Man, how do I begin? I know sometimes people post stuff on their blogs with crazy titles to draw readers in, but once you get down to it you see they were exaggerating or making a play on words or something. Not the case here. The day that I was supposed to leave the US and start my amazing WR journey with the Lord was honestly one of the worst days of my life.

It all started over a month ago when I submitted an application for an Indian Visa to a processing center in New York City. I was told that I would get it back in before the end of the month, but that time came and went. I prayed and made lots of phone calls but got nowhere. I arrived at Launch in Atlanta, not only without a visa for India, but more importantly, without my passport at all. There were others on my squad in the same pickle who made some calls and found a way that we could get emergency replacement passports. I should have jumped at the opportunity, but I felt frustrated and reluctant. I didn’t want to spend $195 on a new passport when I knew I had a perfectly good one that was being held hostage in New York. I knew I couldn’t get it in my own strength so I just kept asking the Lord “Please bring my passport back to me.” Then I found out that I had a 12 hour layover in NYC on July 3. I could not believe this was just some kind of coincidence. No way, I just knew it was from God. My heavenly Daddy was taking care of me and bringing me right to my passport! I made a call to arrange the pickup and convinced my leaders that it would all work out.
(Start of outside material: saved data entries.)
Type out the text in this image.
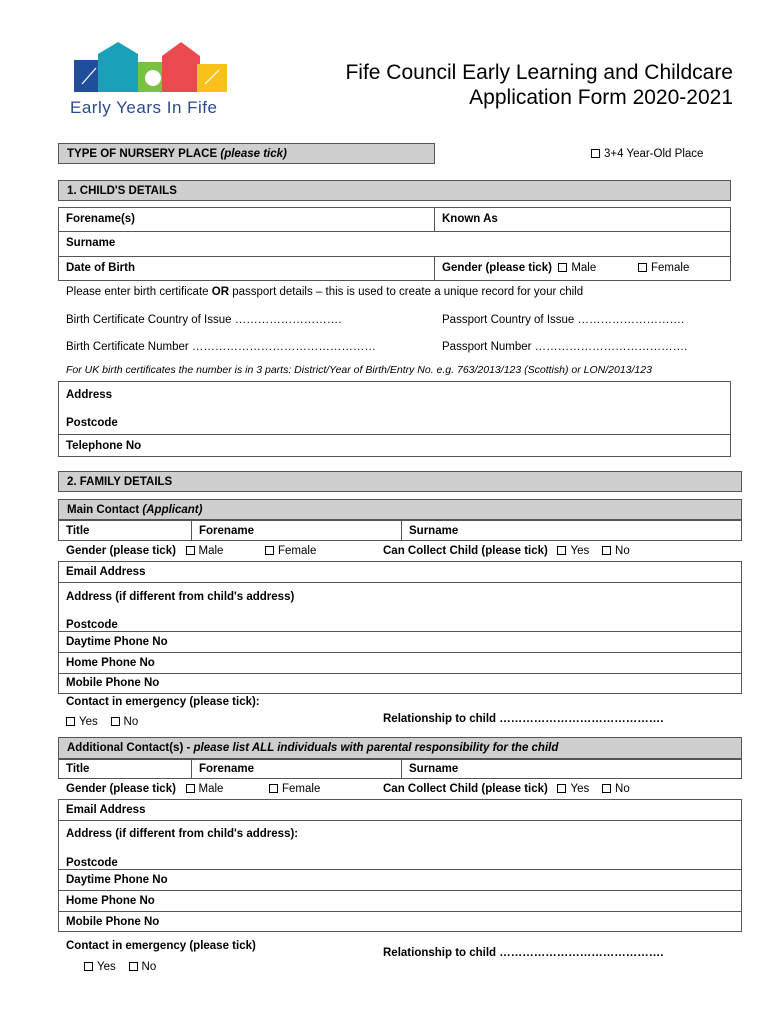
Early Years In Fife
Fife Council Early Learning and Childcare
Application Form 2020-2021
TYPE OF NURSERY PLACE
(please tick)	3+4 Year-Old Place
1. CHILD'S DETAILS
Forename(s)	Known As
Surname
Date of Birth	Gender (please tick) Male	Female
Please enter birth certificate OR passport details – this is used to create a unique record for your child
Birth Certificate Country of Issue ……………………….	Passport Country of Issue ……………………….
Birth Certificate Number …………………………………………	Passport Number ………………………………….
For UK birth certificates the number is in 3 parts: District/Year of Birth/Entry No. e.g. 763/2013/123 (Scottish) or LON/2013/123
Address
Postcode
Telephone No
2. FAMILY DETAILS
Main Contact
(Applicant)
Title	Forename	Surname
Gender (please tick) Male	Female	Can Collect Child (please tick) Yes No
Email Address
Address (if different from child's address)
Postcode
Daytime Phone No
Home Phone No
Mobile Phone No
Contact in emergency (please tick):
Yes No	Relationship to child …………………………………….
Additional Contact(s) -
please list ALL individuals with parental responsibility for the child
Title	Forename	Surname
Gender (please tick) Male	Female	Can Collect Child (please tick) Yes No
Email Address
Address (if different from child's address):
Postcode
Daytime Phone No
Home Phone No
Mobile Phone No
Contact in emergency (please tick)
Yes No
Relationship to child …………………………………….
Little did I know, that was my plan, not God’s. How could I know that I would end up waiting in line for over 8 hours at the visa processing center? (4 hours in line on the side of the street in NYC, 2 hours in a cramped stuffy waiting area, and another 2 hours in the actual office waiting for my name to be called… spoiler alert: it never was.) It was unreal. The chaos, disorganization, frustration. I prayed so hard. I believed with all my heart that God would show up. I tried to encourage those that were with me and even prayed with another person who was waiting in line. I would not give up until I had that passport in my hand. In the end, after fighting all day, hoping against hope, wearing my heart thin in crying out to God… I did give up. I stayed as long as I possible could and finally had to throw in the towel and rush back to the airport so that my friends wouldn’t miss the flight too.

Thank God, Colleen and Megan ended up getting back to JFK just in time. And then there I was alone. All day long it felt like everything that could’ve gone wrong did. One wall after another after another, each time I face planted harder trying to push through. But once I gave up on the flight to Bulgaria, it changed from everything going against me to everything going my way. I quickly found a hotel room even though an airport employee told me everywhere was booked up and I never would. I had access to internet and phone from my hotel where I was able to contact my family make plans to get home the next day. I was afraid that I was going to miss my bus because of my taxi being late and traffic, but I made it just in time. Everything went smoothly, bringing me safe and sound back home.

At home the struggle continued though, just in a different form. I thought I was proving my trust in the Lord in NYC but got nothing to show for it. A friend of mine pointed out that this time in the aftermath is really the test of faith. I did pretty good believing and trusting that God was going to come through in the midst of it, but now that it’s over and I can see that He didn’t show up in the way I was asking Him to… there’s a bigger issue. “How much do you trust Me?” So God didn’t get me my passport. In fact, it looks like He sent me home. And I have no idea why. In the quiet after the storm I have to ask myself “Do I still believe that He’s listening? Do I still believe He’s good? Do I still believe He’s in control? Do I still believe He cares about me?” These are hard questions. From my point of view, the evidence implies otherwise. But I know the answer to all the questions is yes. I knew it before July 3 and the events of that day don’t change a thing. I don’t trust anyone in this world enough that even if it looked like they had totally left me hanging I wouldn’t question their love or ask for explanation. God is calling me to THAT kind of trust. Trust without any borders. None. Complete faith. “Faith is the assurance of things hoped for, the conviction of things not seen.” Hebrews 11:1

Much worse has happened to people and much worse may happen to me, not only in my life but maybe in the next 11 months! The important lesson here is to not base my understanding of God on my experiences. Because I am limited in what I can see and understand about what’s really going on. I know He’s good and there is a good reason for me being in the spot I’m in. Even when the healing doesn’t come, even when I have to leave NYC passport-less, His ways are not our ways. I believe that He could have done what I asked of Him, but He didn’t. And I trust Him. Jesus proved His love to me when He died on the cross. I don’t need a passport to confirm that.